Parler de Jésus dans le dialogue interreligieux peut s’avérer périlleux dès lors que la vérité sur Lui n’est pas clairement exprimée. Les échanges entre chrétiens et musulmans se veulent courtois et apaisants, mais cette recherche d’harmonie conduit souvent à confondre les mots et les doctrines. Parmi les formules fréquentes, une résume ce travers : « Nous, musulmans, respectons Jésus. Il est même cité dans le Coran, tout comme sa mère ». En apparence fraternelle, cette phrase recouvre en réalité une divergence irréductible.
Notre époque valorise l’entente plus que la vérité et préfère les nuances rassurantes aux distinctions exigeantes. Dire que l’islam « respecte Jésus » s’avère inexact, car ce respect s’adresse à une figure nommée Issa. Le Christ de la Bible et l’Issa du Coran ne renvoient ni à la même identité, ni à la même mission, révélant une opposition doctrinale irréconciliable.
Dans la foi chrétienne, Jésus incarne le Verbe de Dieu fait chair, Fils éternel du Père, crucifié, mort et ressuscité pour le salut de l’humanité. Dans le Coran, Issa, fils de Maryam, est un prophète éminent, mais un homme seulement. Sa crucifixion n’existe pas, sa divinité est écartée, sa résurrection effacée. La sourate 4 affirme : « Ils ne l’ont ni tué ni crucifié, mais cela leur a semblé ainsi ». En une seule phrase, tout le cœur du christianisme - l’Incarnation, la Croix, la Résurrection - se trouve nié et rejeté. Si le drame du Calvaire s’efface, toute la réalité de la rédemption se dérobe, comme si la lumière du salut se retirait du monde. Sans Croix, il n’y a plus de pardon ; sans Résurrection, plus d’espérance ; sans divinité, plus d’Incarnation. Supprimer la Croix revient à ôter au christianisme son centre de gravité.

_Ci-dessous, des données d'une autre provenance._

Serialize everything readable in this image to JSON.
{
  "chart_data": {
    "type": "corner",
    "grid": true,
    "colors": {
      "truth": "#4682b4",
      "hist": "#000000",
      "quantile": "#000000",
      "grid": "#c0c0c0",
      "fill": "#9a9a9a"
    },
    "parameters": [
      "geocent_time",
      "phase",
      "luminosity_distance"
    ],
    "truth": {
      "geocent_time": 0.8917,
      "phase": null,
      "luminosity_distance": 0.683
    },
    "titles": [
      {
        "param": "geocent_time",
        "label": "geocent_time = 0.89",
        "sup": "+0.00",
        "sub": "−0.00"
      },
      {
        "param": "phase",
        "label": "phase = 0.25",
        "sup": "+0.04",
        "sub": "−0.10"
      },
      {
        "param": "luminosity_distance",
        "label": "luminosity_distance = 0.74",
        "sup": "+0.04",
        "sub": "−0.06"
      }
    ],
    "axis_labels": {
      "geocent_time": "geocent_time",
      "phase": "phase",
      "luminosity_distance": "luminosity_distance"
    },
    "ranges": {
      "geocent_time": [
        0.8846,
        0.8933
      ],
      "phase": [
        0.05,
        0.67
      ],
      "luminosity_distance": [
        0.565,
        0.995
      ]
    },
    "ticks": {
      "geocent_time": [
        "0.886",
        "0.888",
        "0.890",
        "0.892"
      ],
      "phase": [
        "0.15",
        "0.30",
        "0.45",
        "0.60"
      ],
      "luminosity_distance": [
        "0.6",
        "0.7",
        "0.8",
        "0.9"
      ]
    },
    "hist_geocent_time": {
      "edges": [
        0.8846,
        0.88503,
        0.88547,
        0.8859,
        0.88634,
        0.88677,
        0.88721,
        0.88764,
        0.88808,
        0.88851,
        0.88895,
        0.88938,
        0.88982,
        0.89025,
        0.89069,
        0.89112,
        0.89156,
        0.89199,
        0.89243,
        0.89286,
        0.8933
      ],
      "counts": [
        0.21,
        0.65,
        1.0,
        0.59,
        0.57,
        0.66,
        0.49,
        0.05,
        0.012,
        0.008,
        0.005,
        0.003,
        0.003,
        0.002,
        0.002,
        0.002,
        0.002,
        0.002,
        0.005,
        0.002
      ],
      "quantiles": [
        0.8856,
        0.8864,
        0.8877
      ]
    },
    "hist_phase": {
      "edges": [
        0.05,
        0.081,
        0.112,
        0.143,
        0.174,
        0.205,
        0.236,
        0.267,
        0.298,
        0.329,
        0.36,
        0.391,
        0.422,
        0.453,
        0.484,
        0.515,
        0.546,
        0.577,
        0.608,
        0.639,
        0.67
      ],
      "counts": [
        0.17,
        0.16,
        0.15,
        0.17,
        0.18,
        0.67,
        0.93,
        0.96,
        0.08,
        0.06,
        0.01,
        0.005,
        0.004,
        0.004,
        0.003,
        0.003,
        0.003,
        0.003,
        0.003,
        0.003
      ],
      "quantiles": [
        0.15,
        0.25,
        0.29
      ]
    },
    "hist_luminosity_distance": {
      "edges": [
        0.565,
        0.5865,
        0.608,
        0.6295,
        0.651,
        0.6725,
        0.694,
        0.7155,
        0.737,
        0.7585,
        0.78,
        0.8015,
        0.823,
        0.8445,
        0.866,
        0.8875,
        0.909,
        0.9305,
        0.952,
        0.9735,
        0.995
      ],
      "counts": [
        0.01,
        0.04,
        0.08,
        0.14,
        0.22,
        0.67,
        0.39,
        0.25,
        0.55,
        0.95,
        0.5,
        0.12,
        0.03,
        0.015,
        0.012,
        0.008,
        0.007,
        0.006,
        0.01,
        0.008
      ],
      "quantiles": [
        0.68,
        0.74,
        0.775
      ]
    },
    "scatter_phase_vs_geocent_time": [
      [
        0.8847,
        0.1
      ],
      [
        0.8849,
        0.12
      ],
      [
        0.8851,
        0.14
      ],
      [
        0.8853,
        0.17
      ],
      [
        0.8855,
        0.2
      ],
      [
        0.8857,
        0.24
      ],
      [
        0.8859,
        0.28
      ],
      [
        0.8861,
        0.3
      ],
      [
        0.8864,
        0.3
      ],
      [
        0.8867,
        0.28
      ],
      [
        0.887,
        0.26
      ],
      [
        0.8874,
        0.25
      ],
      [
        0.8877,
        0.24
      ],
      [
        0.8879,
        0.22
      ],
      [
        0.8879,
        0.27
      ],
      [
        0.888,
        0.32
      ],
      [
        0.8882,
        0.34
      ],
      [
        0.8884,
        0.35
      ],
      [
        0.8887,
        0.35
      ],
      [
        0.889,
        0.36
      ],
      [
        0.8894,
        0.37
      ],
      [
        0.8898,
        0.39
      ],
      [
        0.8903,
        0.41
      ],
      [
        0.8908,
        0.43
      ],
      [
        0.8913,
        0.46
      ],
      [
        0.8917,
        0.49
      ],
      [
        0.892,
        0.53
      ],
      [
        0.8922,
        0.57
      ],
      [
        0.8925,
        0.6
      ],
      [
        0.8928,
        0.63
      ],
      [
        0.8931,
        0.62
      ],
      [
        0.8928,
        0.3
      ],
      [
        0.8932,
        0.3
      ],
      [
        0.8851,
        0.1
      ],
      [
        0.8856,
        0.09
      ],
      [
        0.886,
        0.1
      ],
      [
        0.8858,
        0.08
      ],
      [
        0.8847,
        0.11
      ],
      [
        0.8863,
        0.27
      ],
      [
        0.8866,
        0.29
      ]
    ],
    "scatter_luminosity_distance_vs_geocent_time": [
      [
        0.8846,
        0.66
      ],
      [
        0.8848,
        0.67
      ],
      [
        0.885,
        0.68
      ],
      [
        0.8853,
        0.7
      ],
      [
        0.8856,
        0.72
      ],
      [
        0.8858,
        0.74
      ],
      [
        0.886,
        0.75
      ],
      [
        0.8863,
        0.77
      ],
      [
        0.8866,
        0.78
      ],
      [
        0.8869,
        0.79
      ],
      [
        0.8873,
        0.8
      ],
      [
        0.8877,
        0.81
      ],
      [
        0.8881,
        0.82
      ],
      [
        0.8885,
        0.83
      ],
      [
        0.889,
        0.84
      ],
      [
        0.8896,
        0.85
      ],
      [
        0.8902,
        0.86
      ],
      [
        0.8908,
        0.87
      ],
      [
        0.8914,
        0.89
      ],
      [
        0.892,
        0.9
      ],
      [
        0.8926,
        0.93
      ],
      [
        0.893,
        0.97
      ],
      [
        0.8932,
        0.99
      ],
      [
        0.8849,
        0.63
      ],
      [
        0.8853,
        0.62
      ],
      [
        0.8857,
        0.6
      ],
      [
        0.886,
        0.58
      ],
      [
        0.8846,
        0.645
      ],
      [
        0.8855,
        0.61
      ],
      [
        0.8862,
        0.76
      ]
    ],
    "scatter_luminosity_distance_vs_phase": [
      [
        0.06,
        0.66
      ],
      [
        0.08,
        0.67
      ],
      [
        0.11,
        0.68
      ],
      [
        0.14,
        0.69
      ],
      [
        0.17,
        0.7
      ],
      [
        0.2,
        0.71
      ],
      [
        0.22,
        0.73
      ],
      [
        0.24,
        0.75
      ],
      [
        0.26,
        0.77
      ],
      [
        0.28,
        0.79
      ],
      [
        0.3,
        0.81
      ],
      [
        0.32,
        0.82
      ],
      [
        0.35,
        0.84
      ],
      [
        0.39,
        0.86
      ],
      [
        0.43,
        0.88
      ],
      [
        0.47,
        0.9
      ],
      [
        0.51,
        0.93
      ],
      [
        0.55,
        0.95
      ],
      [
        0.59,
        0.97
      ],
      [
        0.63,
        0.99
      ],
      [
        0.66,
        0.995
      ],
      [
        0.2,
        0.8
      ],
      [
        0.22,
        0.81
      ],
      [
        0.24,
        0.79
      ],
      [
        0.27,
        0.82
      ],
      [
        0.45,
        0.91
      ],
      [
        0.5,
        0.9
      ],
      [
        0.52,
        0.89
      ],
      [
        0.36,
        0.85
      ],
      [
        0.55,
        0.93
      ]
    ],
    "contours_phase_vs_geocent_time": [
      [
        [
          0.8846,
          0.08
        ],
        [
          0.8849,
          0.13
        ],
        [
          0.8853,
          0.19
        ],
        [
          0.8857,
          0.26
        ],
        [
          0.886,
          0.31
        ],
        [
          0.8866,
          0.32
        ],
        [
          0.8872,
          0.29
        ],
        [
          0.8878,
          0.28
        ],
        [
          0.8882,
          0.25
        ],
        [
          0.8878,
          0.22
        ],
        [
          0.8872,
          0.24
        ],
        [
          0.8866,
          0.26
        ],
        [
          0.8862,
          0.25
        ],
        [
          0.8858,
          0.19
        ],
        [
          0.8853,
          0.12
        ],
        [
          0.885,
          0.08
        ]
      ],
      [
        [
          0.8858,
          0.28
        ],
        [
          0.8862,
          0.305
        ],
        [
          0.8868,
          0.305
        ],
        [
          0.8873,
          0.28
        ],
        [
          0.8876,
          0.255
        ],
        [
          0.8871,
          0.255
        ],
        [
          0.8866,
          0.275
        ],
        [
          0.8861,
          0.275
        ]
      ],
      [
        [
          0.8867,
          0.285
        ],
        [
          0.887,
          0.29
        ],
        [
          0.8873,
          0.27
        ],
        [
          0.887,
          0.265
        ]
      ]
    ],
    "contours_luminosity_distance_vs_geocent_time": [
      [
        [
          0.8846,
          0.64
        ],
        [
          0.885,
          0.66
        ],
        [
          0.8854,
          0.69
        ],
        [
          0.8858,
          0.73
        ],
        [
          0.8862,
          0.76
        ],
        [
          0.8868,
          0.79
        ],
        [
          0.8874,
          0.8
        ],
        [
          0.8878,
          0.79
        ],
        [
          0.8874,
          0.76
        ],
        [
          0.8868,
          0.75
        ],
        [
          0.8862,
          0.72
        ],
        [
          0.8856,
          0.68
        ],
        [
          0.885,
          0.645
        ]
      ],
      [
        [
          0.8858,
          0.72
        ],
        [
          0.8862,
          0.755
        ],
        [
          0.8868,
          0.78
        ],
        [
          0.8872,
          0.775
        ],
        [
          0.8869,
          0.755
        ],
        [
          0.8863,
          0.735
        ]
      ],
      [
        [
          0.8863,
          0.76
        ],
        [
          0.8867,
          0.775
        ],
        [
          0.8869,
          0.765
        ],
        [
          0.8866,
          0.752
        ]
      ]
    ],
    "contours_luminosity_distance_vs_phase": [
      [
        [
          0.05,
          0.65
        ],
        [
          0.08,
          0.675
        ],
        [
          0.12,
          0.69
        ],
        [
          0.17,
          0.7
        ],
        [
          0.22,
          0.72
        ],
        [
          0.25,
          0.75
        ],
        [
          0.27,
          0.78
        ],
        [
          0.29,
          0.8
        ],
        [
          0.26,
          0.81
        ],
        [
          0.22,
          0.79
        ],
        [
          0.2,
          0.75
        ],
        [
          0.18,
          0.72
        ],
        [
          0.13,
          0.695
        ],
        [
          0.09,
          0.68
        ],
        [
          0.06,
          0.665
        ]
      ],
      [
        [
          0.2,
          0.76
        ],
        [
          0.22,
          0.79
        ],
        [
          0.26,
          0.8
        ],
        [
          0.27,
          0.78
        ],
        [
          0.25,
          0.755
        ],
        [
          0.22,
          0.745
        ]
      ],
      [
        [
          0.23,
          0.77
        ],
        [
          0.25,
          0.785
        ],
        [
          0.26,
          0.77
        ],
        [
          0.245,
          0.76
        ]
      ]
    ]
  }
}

Souligner les différences religieuses ne dresse pas de barrières, mais reconnaît avec clarté les contours propres à chaque foi. La discussion véritable ne s’enracine ni dans l’ambiguïté ni dans le relativisme, mais dans la clarté des convictions et la cohérence doctrinale. La paix ne se bâtit ni sur le mensonge, ni sur le reniement de soi.
Trop souvent, au nom d’une tolérance mal comprise et trop facilement invoquée, certains sacrifient la foi pour ménager les sensibilités ou les susceptibilités. Renier ou taire ses convictions par peur de déplaire révèle une faute grave, privant celui qui agit ainsi de toute crédibilité et de toute autorité morale. Dans le débat public comme dans la vie quotidienne, la solidité de convictions claires et pleinement assumées constitue le socle de toute parole digne d’être entendue.
L’unité ne se construit pas dans la confusion, mais dans l’affirmation nette des convictions. Le respect véritable naît de la fermeté et non des compromissions intellectuelles ou théologiques. Le monde n’a nullement besoin d’âmes tièdes, mais d’hommes enracinés, capables de dire ce qu’ils pensent. L’échange sincère, qu’il soit entre religions, nations ou civilisations, devient possible lorsque chacun parle à visage découvert, porté par la force tranquille de la vérité.
Affirmer qui est Jésus selon la foi chrétienne n’est pas un geste de fermeture, mais un acte de fidélité profonde à la vérité révélée, capable d’éclairer toutes les personnes de bonne volonté. Ce nom ne renvoie pas à un simple prophète honoré ou à un messager parmi d’autres, comme certaines constructions idéologiques le soutiennent, mais au Christ crucifié et ressuscité, Fils de Dieu incarné, dont la vie, la mort et la résurrection accomplissent pleinement les Écritures. Contrairement à Issa dans la tradition islamique, dont le rôle reste celui d’un prophète jamais crucifié, Jésus-Christ est l’ultime manifestation de l’amour de Dieu pour l’humanité, à la fois véritable homme et véritable Dieu, acteur souverain de l’histoire du salut.
La plus belle forme de respect envers ceux qui se trompent sur Jésus-Christ revient à dire la vérité, non pour blesser, mais pour éclairer. Dans la foi chrétienne, Jésus n’est pas un simple guide spirituel : il incarne la Voie, la Vérité et la Vie. Reconnaître cette identité unique établit la base la plus solide du dialogue, car seule la clarté permet une rencontre authentique : Issa n’est pas Jésus. La vérité sur le Christ, loin d’opposer, ouvre la voie à une réconciliation profonde, respectant à la fois Dieu et l’Homme : « Nul ne vient au Père que par moi » (Jean 14,6).